Un camino serpenteado de tierra da acceso a las inmediaciones del Monasterio.
Unas pequeñas capillas, formadas en las oquedades del muro, que representan las diferentes estaciones del Vía-Crucis ilustradas en soporte de caolín, guían hasta la entrada principal del Monasterio.
Dos filas de cipreses, símbolos de espiritualidad, a ambos lados de la calzada que conduce a la portería del convento, elevan sus afiladas copas, como preces, al cielo.
En las paredes de la portería hay unas inscripciones y dibujos, impresos en unas baldosas, alusivas a las “Moradas” y a la “Subida al Monte Carmelo”, obras de los insignes reformadores de la Orden.
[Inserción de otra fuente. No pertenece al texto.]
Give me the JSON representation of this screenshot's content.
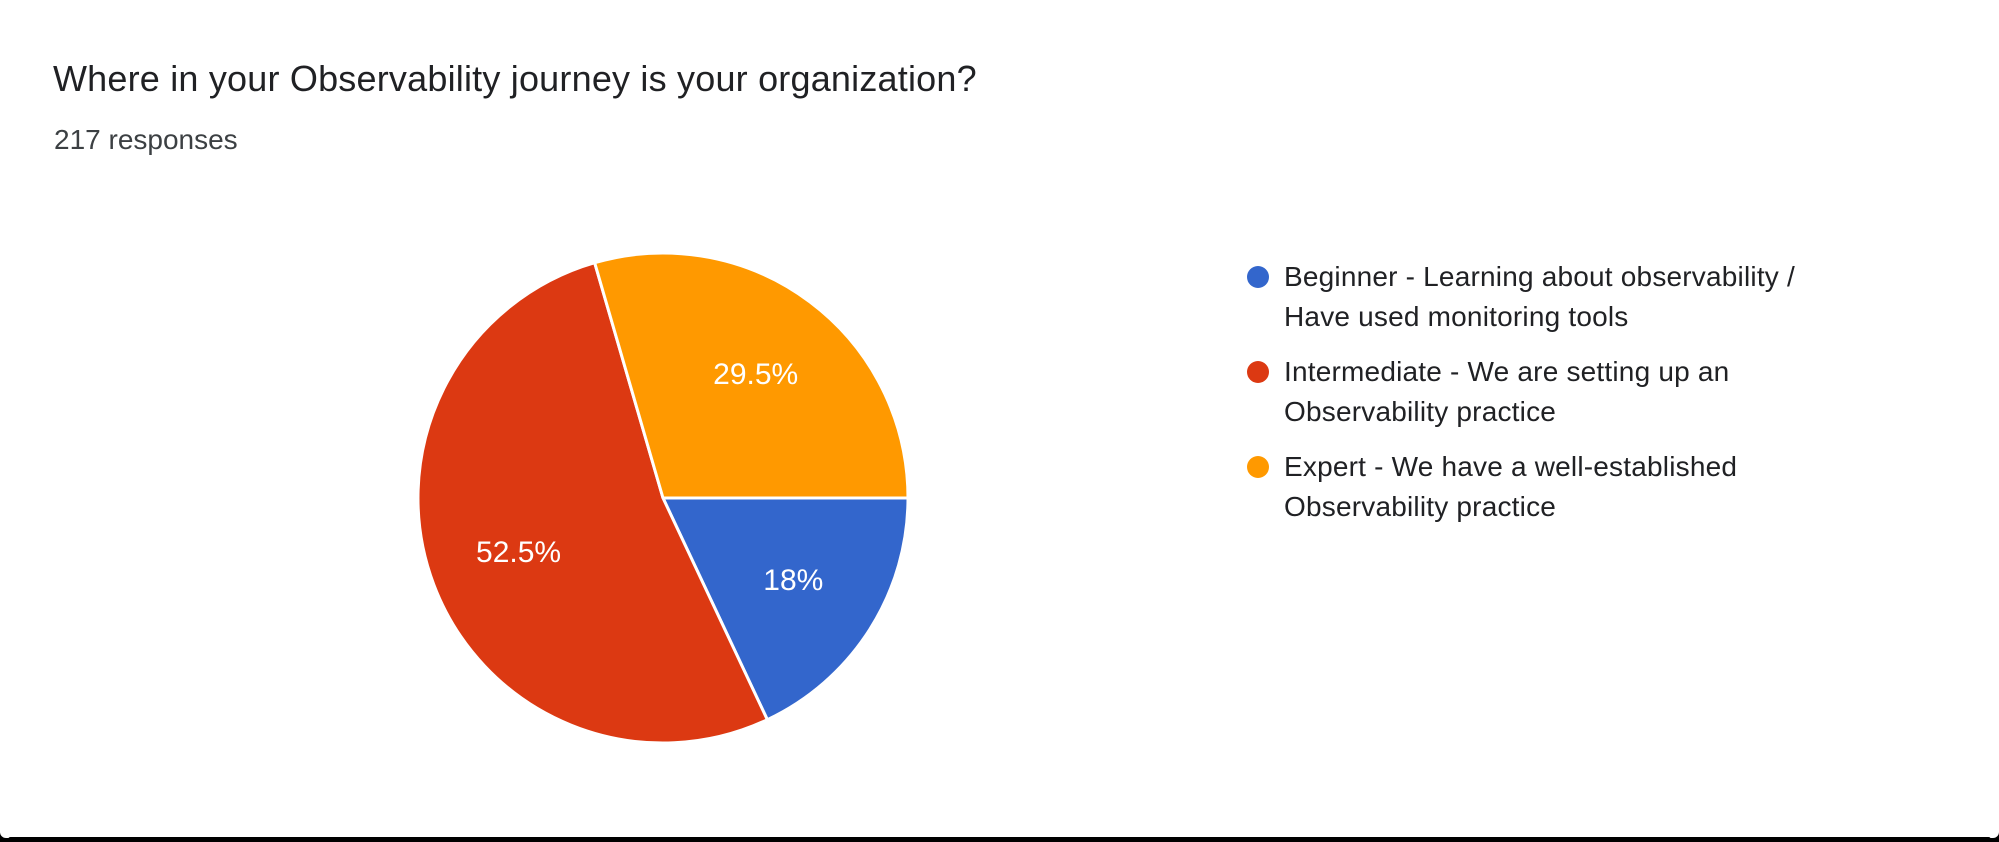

La campanilla de la portería tintinea y alerta al hermano portero. Unos momentos de espera. Expectantes los cinco observamos las paredes, el decorado, gravados e ilustraciones de la portería a la espera de que la puerta se abriera.
Unos pasos sigilosos, arrastrados - sumidos en la apacible paz y recogimiento - y ruidos de llaves se acercaban al otro lado de la puerta. Se abre la puerta. Un fraile, el hermano Alberto, nos franqueó la entrada y nos dio la bienvenida, con una mueca, que pretendía ser una leve sonrisa, y un “Ave María purísima” al que los cinco respondimos “Sin pecado concebida”.
Le seguimos, a indicación suya, al locutorio y esperamos al maestro de novicios, el padre Reinaldo, que así se llamaba.
Nos llenó de sorpresa y curiosidad la persona del hermano Alberto. Era mas bien bajo, delgado, pelo ralo y canoso; entrado en años, con gafas grandes, de cristales de fondo de vaso y probablemente tan solo algunas quintas, no muchas, más joven que él, que se sostenían sobre un apéndice nasal bien anclado. Sus andares denotaban degeneración ósea más que importante de sus extremidades y caderas.
La espera nos permitió contemplar la colección de figuras zurbaranescas pintadas de los santos padres de la Iglesia y del Carmelo hasta que hizo su entrada en el locutorio el Padre Reinaldo, maestro de novicios, nuestro educador y formador.
Nos recibió con manifiesta alegría y nos ofreció el escapulario del hábito para que lo besáramos, a la vez que nos prodigó un afectuoso abrazo, a uno tras otro. Nos dijo su nombre y su cargo frente a nuestra formación e iniciación en nuestra vida religiosa. Correspondimos nosotros diciéndole nuestro nombre y apellidos, tras lo cual nos indicó, con cierta benevolencia y comprensión, que ésta era la última vez que utilizaríamos nuestro nombre y apellidos para adoptar otros, que en la nueva vida, voluntariamente aceptábamos. Era la primera señal de toda renuncia al mundo en una nueva etapa.
Le seguimos ensimismados, a través de los claustros del monasterio, hasta las dependencias del noviciado. Y a partir de aquí empezaba nuestra nueva etapa en la ansiada aventura de la vida religiosa.